A.N. Dyer hat drei Söhne, deren Verhältnis zu ihrem berühmten Vater geschildert wird. Der älteste ist ein erfolgloser Drehbuchautor mit plötzlicher Aussicht auf eine Hollywood-Verfilmung. Tatsächlich geht es den Produzenten aber nur darum, an die Rechte am Werk seines Vaters heranzukommen. Das sind die Kränkungen, mit denen Söhne berühmter Leute fertig werden müssen.
Der zweite Sohn dreht Dokumentarfilme über alle Schrecknisse und Grausamkeiten auf Erden, Kriege, Morde, Gemetzel von Bosnien bis Afghanistan. In seinem jüngsten Werk begleitet er das Sterben einer an Krebs erkrankten Jugendliebe, filmt jeden Tag um 12:01 Uhr ihre Aussage, es gehe ihr gut und montiert schließlich eine Kamera in ihrem Sarg, um den Verfallsprozess noch über den Tod hinaus zu dokumentieren. Der Film gelangt ins Internet und wird dort millionenfach geklickt. Und dann gibt es noch einen dritten Sohn, ein Nachkömmling, grade mal 17 Jahre alt, seinem uralten Vater wie aus dem Gesicht geschnitten, der testosteronbedingt an nichts als an Sex denken kann.
Ein Buch im Buch
Familienroman, Campusroman und Literaturbetriebssatire, Alter und Tod, Kunst und Wirklichkeit, verfehltes Leben, New York als Handlungsort: Aus Schauplatz, Themen und Gattungen ließe sich einiges machen, und David Gilbert nimmt sich mehr als 600 Seiten, um die Geschichten zu erzählen und immer wieder Teile aus "Ampersand" als Buch im Buch auszubreiten.
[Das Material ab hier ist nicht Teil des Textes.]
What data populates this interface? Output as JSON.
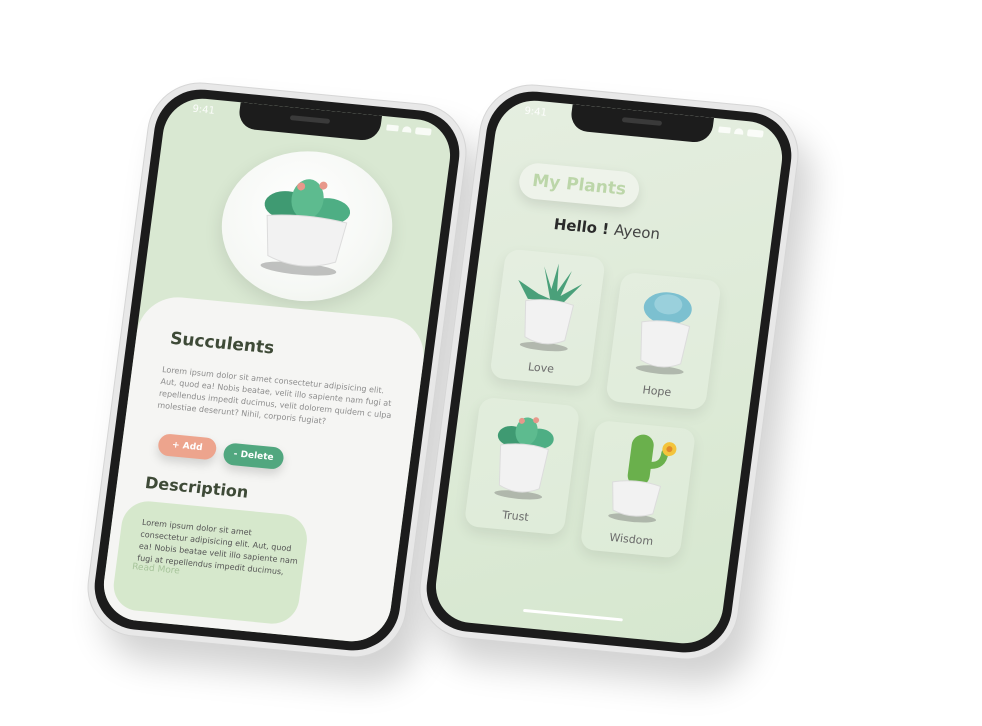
{
  "status_time": "9:41",
  "left": {
    "title": "Succulents",
    "lorem": "Lorem ipsum dolor sit amet consectetur adipisicing elit. Aut, quod ea! Nobis beatae, velit illo sapiente nam fugi at repellendus impedit ducimus, velit dolorem quidem c ulpa molestiae deserunt? Nihil, corporis fugiat?",
    "add_label": "+ Add",
    "delete_label": "- Delete",
    "description_title": "Description",
    "description_text": "Lorem ipsum dolor sit amet consectetur adipisicing elit. Aut, quod ea! Nobis beatae velit illo sapiente nam fugi at repellendus impedit ducimus,",
    "read_more": "Read More"
  },
  "right": {
    "header": "My Plants",
    "greeting": "Hello !",
    "user_name": "Ayeon",
    "plants": [
      {
        "name": "Love",
        "icon": "aloe-plant-icon"
      },
      {
        "name": "Hope",
        "icon": "blue-succulent-icon"
      },
      {
        "name": "Trust",
        "icon": "cactus-plant-icon"
      },
      {
        "name": "Wisdom",
        "icon": "flowering-cactus-icon"
      }
    ]
  },
  "colors": {
    "mint_bg": "#d9e8d2",
    "add_button": "#eda48d",
    "delete_button": "#51a77f",
    "heading": "#3e4a37"
  }
}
Doch es entsteht nichts, keine Spannung, keine Tiefe, keine Gedanken, fast so, als ob die ganze Kreativität sich schon im Austüfteln des Plots erschöpft hätte. Endlose Gespräche und Partygeschwätz, breiteste Beschreibungen mit gesuchter Witzigkeit und zwanghafter Metaphern-Originalität und ein unkonzentrierter, dem Stoff nicht gewachsener Ich-Erzähler führen dazu, dass man sehr rasch die Geduld verliert.
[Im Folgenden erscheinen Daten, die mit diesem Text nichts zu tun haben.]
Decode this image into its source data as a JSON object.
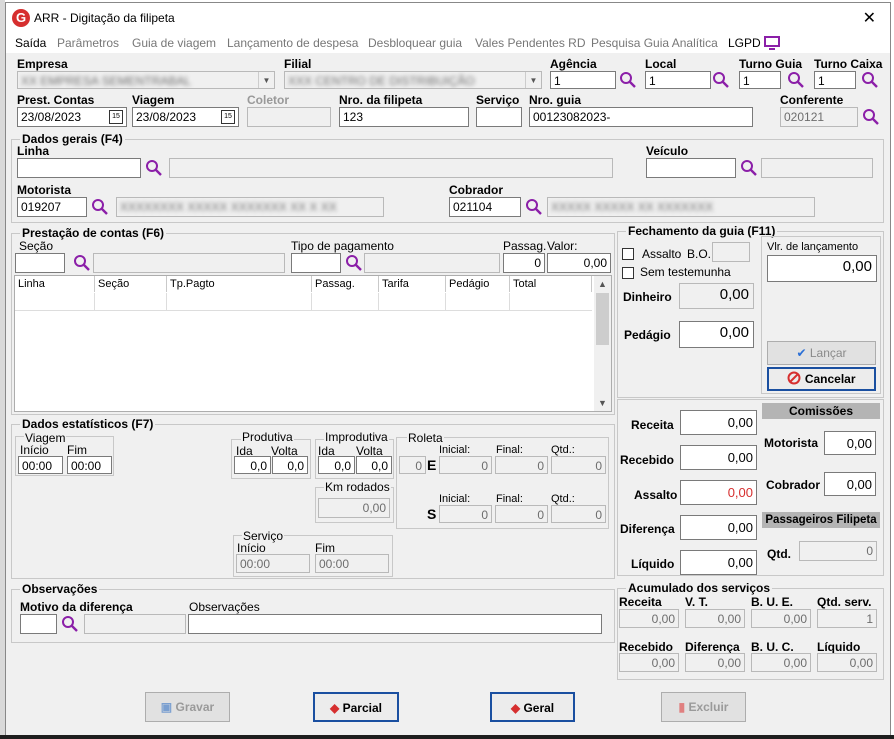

Das ganze Elend der literarischen Durchschnitts-Ware vom US-Markt tritt da zu Tage: Sprachlich ist das so glatt und widerstandsfrei, dass man sich eher in einem mittelmäßigen Kinofilm zu befinden scheint als in einer aus Sprache geformten Fiktion. Das liegt daran, dass Autoren derartiger Bücher von vornherein auf die Verfilmung schielen. Mit Literatur im engeren Sinn hat diese Art, auf Plots und Pointen zu setzen, nur wenig zu tun.